Tercero la sencillez. Los Superiores han de vivir en sí una imitación tan cabal de la Divina Madre que les otorgue una perfección simple, tan simple que pase completamente inadvertida. Es ese espíritu que funde a los Superiores en el Cuerpo Místico de la Comunidad. No hacerlo así es demostrar a los ojos de los Hijos que no se ha vencido la personalidad mundana; es tener aún deseos de singularizarse y de hacerse notar.
El Superior no descuida por su cargo sus trabajos manuales y procura efectuarlos por sí sólo sin la ayuda de otros Hijos. No da buen ejemplo el Superior que, mientras él trabaja, pone en movimiento a todos los Hijos que lo rodean para que lo ayuden.
Está dispuesto divinamente que el Superior sea cabeza y piense para los Hijos; así que no es de extrañar si los Hijos adquieren las mismas virtudes o defectos de su Superior. Éste, mirando a los Hijos puede verse claramente a sí mismo.
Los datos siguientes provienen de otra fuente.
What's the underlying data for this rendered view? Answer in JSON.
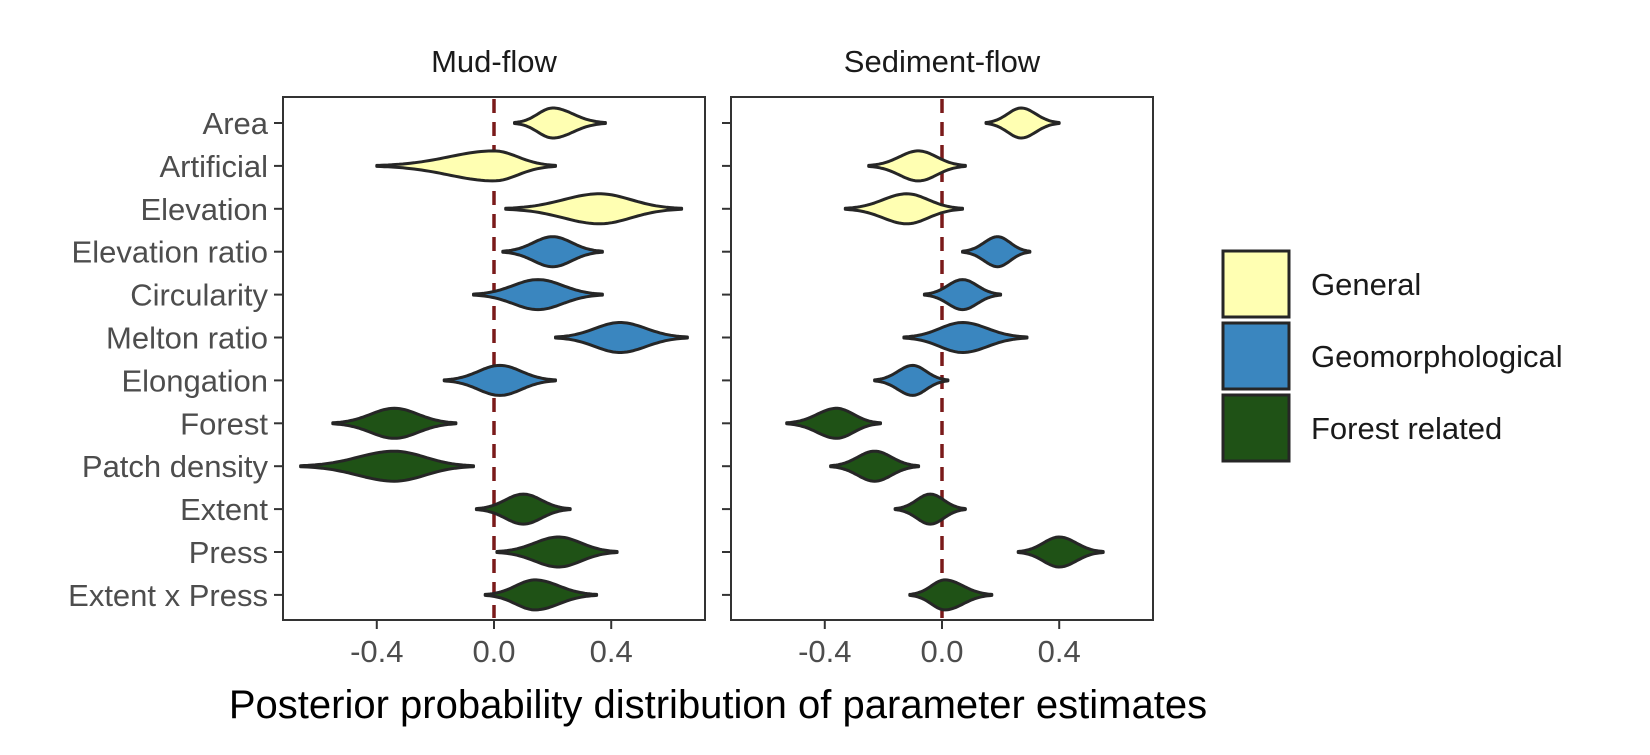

El Superior ha de hacer que cada Hijo empiece su día como si fuera siempre el primer día de Seminario, porque el logro de la perfección de renuncia es un trabajo arduo que ha de durar toda la vida y no se produce nunca de golpe.
Los Superiores infundan siempre además en los Hijos espíritu de silencio, rutina y paciencia.
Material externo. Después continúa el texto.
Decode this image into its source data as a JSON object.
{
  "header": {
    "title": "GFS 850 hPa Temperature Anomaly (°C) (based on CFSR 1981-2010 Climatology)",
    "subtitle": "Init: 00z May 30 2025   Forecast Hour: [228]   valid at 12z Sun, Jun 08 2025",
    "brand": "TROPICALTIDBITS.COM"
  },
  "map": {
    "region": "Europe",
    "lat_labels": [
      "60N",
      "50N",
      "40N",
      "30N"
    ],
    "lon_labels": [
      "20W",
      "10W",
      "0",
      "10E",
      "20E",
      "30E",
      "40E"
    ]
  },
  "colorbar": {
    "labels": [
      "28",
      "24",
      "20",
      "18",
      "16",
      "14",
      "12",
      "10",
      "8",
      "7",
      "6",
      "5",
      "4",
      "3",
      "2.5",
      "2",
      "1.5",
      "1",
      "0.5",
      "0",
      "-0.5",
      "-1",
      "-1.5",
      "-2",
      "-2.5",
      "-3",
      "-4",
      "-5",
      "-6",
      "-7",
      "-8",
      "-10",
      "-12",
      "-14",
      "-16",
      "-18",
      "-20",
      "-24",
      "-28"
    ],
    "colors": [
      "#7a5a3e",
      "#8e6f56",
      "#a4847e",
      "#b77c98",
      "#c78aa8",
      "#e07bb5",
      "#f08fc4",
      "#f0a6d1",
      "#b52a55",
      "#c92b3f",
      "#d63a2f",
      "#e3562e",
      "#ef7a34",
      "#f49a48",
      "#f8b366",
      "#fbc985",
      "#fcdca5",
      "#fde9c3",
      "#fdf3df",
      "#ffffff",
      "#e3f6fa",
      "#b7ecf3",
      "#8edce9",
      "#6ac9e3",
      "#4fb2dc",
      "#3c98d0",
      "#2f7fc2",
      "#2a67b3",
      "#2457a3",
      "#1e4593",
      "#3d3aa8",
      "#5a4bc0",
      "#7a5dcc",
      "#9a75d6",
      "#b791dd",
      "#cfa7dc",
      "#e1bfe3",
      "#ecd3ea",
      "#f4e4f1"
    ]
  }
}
No aflojen nunca ni aprieten demasiado y, sin dejar que los Hijos se desanimen, enseñen que la alegría que sigue en el alma al cerciorarse que se ha vencido una imperfección va seguida de la tristeza que sobreviene al darse cuenta que otras imperfecciones han surgido.
Pero les indiquen que la vida de Comunidad es una continua penitencia, un pequeño martirio continuado, que templa al alma y que la hace resistente a todo lo que venga; da la perfección, si bien no de golpe, pero indefectiblemente.
Por último, los Superiores enseñarán a los Hijos que el amor, la caridad de renuncia, es el medio por el cual se logran todas las virtudes y la perfección misma. No sólo la caridad, el amor de obras, de acción, visible a los ojos del mundo que resulta relativamente fácil, sino ese amor, esa caridad interior de renuncia, que cuesta más por cuanto está más oculta y sensible de percibir al alma sola y que culmina en el holocausto; aquella exquisita caridad que ninguno conoce fuera de la Divina Madre y que sólo puede ser practicada plenamente en las comunidades.
Esa caridad de renuncia hace que el Hijo anteponga siempre a sus opiniones las opiniones de sus compañeros, ve grande sus propios defectos y es tanta su tolerancia que ni percibe los defectos de los otros; esa caridad que no busca nunca ni explicaciones, ni excusas aún cuando se vea injustamente acusado o interpretado, por muchas razones que se tenga, ni posterga las pruebas a las cuales necesariamente debe ser sometida el alma en la vida de Comunidad.
Esa caridad de renuncia que lo hace todo tolerable y alegre, que hace al alma resistente como el acero y le da una fuerza inquebrantable en todos los instantes del día, sin variantes.
Esa caridad que hace aparentar ser propios los pequeños deseos de los otros, que aparenta no haber notado una irregularidad en el compañero u observarlo indebidamente cuando está mortificado o afligido frente a un desacierto o a una reprensión.
Aquella caridad de renuncia que sólo vive para la sensibilidad y los dolores de las otras almas.